Debut de section - PermalienPhoto de André Trillard

Quelles sont les conséquences d'une utilisation ou d'un gage des fonds de réserve de la caisse de prévoyance militaire et aéronautique ?

Ensuite, vous avez évoqué des travaux de quai à Brest et à Toulon. Pouvez-vous me confirmer qu'il s'agit de la tranche additionnelle du quai des flottilles à Brest ?

Debut de section - Permalien
Jean-Paul Bodin, secrétaire général pour l'administration

Il n'y a aucune conséquence sur l'établissement public des fonds de prévoyance militaire et de l'aéronautique. La dotation se monte à 500 millions d'euros environ, et l'utilisation (10 millions d'euros en 2012) se fait sur le résultat des placements, le capital n'est pas affecté.

Ensuite, c'est un complément d'opération à Brest. A Toulon, par contre, ce sont des travaux de plus grande envergure : la réalisation d'un quai complet pour l'accueil des FREMM avec des opérations de dragage assez complexes.

Debut de section - PermalienPhoto de Leila Aïchi

Je me fais tout d'abord le relais de mon collègue Jacques Berthou. Dans sa commune, un certain nombre de biens immobiliers appartenait à sa collectivité, des travaux ont été effectués et ensuite les logements ont été remis en gérance à un bailleur social, qui touche 6 % du loyer, le reliquat allant à la commune. Est-ce une piste de réflexion que vous envisagez pour remédier au manque de logements sociaux ?

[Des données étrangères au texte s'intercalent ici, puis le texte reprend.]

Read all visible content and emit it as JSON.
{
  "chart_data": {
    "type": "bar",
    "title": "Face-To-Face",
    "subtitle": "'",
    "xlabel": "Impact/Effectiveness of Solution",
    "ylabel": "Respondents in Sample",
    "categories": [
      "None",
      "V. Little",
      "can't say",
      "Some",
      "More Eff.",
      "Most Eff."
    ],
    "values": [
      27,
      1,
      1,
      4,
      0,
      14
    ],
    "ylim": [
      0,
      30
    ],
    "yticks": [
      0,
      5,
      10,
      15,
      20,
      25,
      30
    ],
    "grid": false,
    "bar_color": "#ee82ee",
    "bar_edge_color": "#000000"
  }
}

Quant à moi, je souhaite vous interroger sur les biens immobiliers de l'armée. Sur certains travaux de déconstruction, curage et démolition, des matériels amiantés se sont retrouvés enfouis dans l'Oise en toute illégalité. Êtes-vous au courant de cette affaire et que faites-vous pour éviter ce genre de situation ?

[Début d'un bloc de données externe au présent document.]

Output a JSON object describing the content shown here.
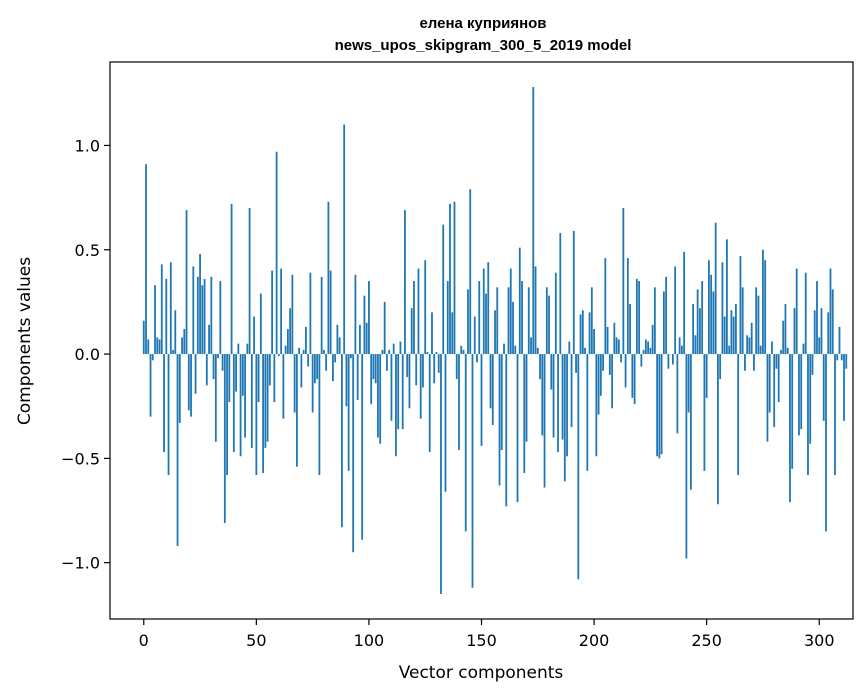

Debut de section - Permalien
Jean-Paul Bodin, secrétaire général pour l'administration

Pour répondre à la question de Mme Aïchi, il s'agit d'une piste de réflexion intéressante. Nous avons beaucoup de partenariats avec des bailleurs sociaux, 75 % du personnel du ministère pouvant prétendre aux logements sociaux. Nous passons donc régulièrement des conventions de réservation avec les offices, en liaison, le plus souvent, avec les collectivités territoriales. Quant à réaliser des travaux d'aménagement sur des ensembles immobiliers qui nous appartiendraient, à destination des bailleurs sociaux, tout en nous réservant la possibilité d'y loger du personnel, c'est effectivement une piste et nous sommes prêts à travailler sur des projets de ce type.

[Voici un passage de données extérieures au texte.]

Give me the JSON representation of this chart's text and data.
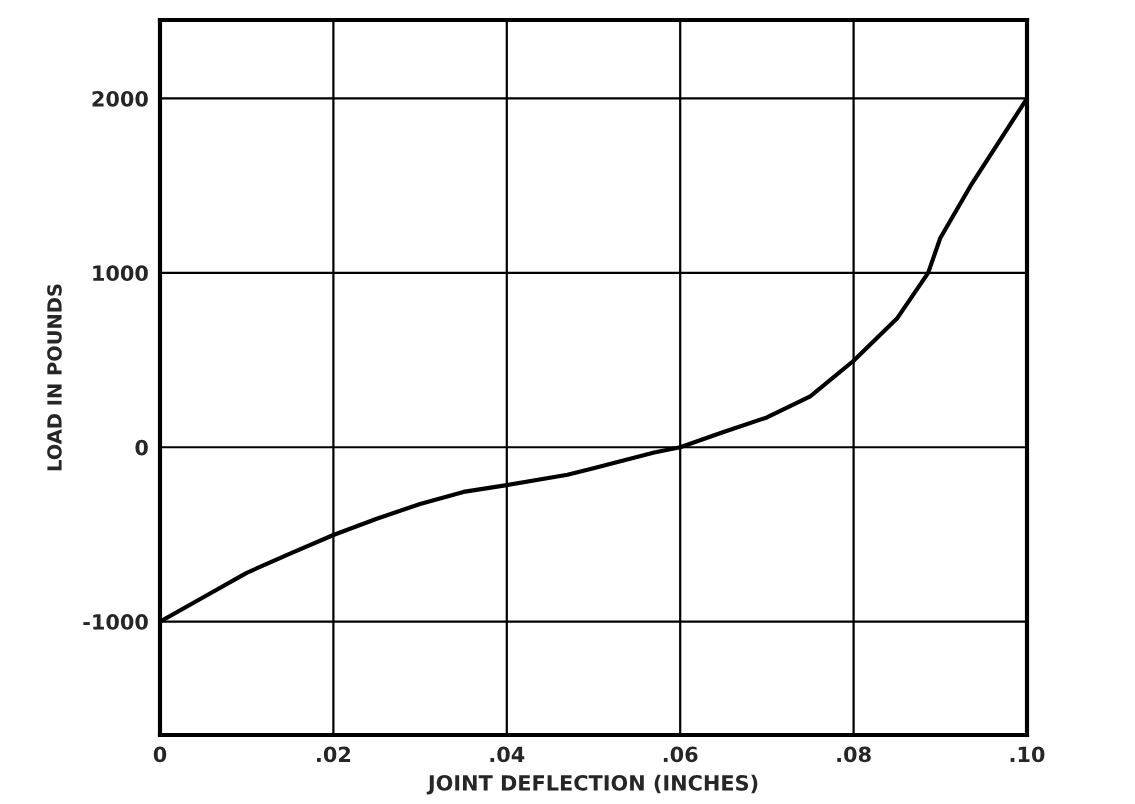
{
  "chart_data": {
    "type": "line",
    "xlabel": "JOINT DEFLECTION (INCHES)",
    "ylabel": "LOAD IN POUNDS",
    "xlim": [
      0,
      0.1
    ],
    "ylim": [
      -1650,
      2450
    ],
    "xticks": [
      {
        "value": 0,
        "label": "0"
      },
      {
        "value": 0.02,
        "label": ".02"
      },
      {
        "value": 0.04,
        "label": ".04"
      },
      {
        "value": 0.06,
        "label": ".06"
      },
      {
        "value": 0.08,
        "label": ".08"
      },
      {
        "value": 0.1,
        "label": ".10"
      }
    ],
    "yticks": [
      {
        "value": -1000,
        "label": "-1000"
      },
      0,
      1000,
      2000
    ],
    "grid": true,
    "marker": "none",
    "line_style": "solid",
    "series": [
      {
        "color": "#000000",
        "x": [
          0,
          0.005,
          0.01,
          0.015,
          0.02,
          0.025,
          0.03,
          0.035,
          0.04,
          0.047,
          0.05,
          0.057,
          0.06,
          0.065,
          0.07,
          0.075,
          0.08,
          0.085,
          0.0886,
          0.09,
          0.0935,
          0.1
        ],
        "values": [
          -1000,
          -860,
          -720,
          -610,
          -503,
          -410,
          -325,
          -256,
          -217,
          -158,
          -120,
          -30,
          0,
          87,
          171,
          292,
          496,
          738,
          1000,
          1200,
          1500,
          2000
        ]
      }
    ]
  }
}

Concernant les travaux de dépollution, notamment ceux effectués à St Cyr, nous avons travaillé de façon étroite avec l'établissement public qui reprend le site, d'autant plus que c'est une zone qui avait été fortement bombardée pendant la dernière guerre. En matière de dépollution, l'État s'impose des obligations très importantes, donc les coûts sont très élevés. L'opération a été lourde mais menée jusqu'au bout, pour permettre un important projet de construction de logements. Dans les cahiers des charges, on trouve des obligations extrêmement précises en matière de dépollution, et le ministère ne peut pas se permettre le type d'évènement auquel vous faites référence. Je vous remercie de m'avoir alerté sur ce point et vais surveiller ce dossier.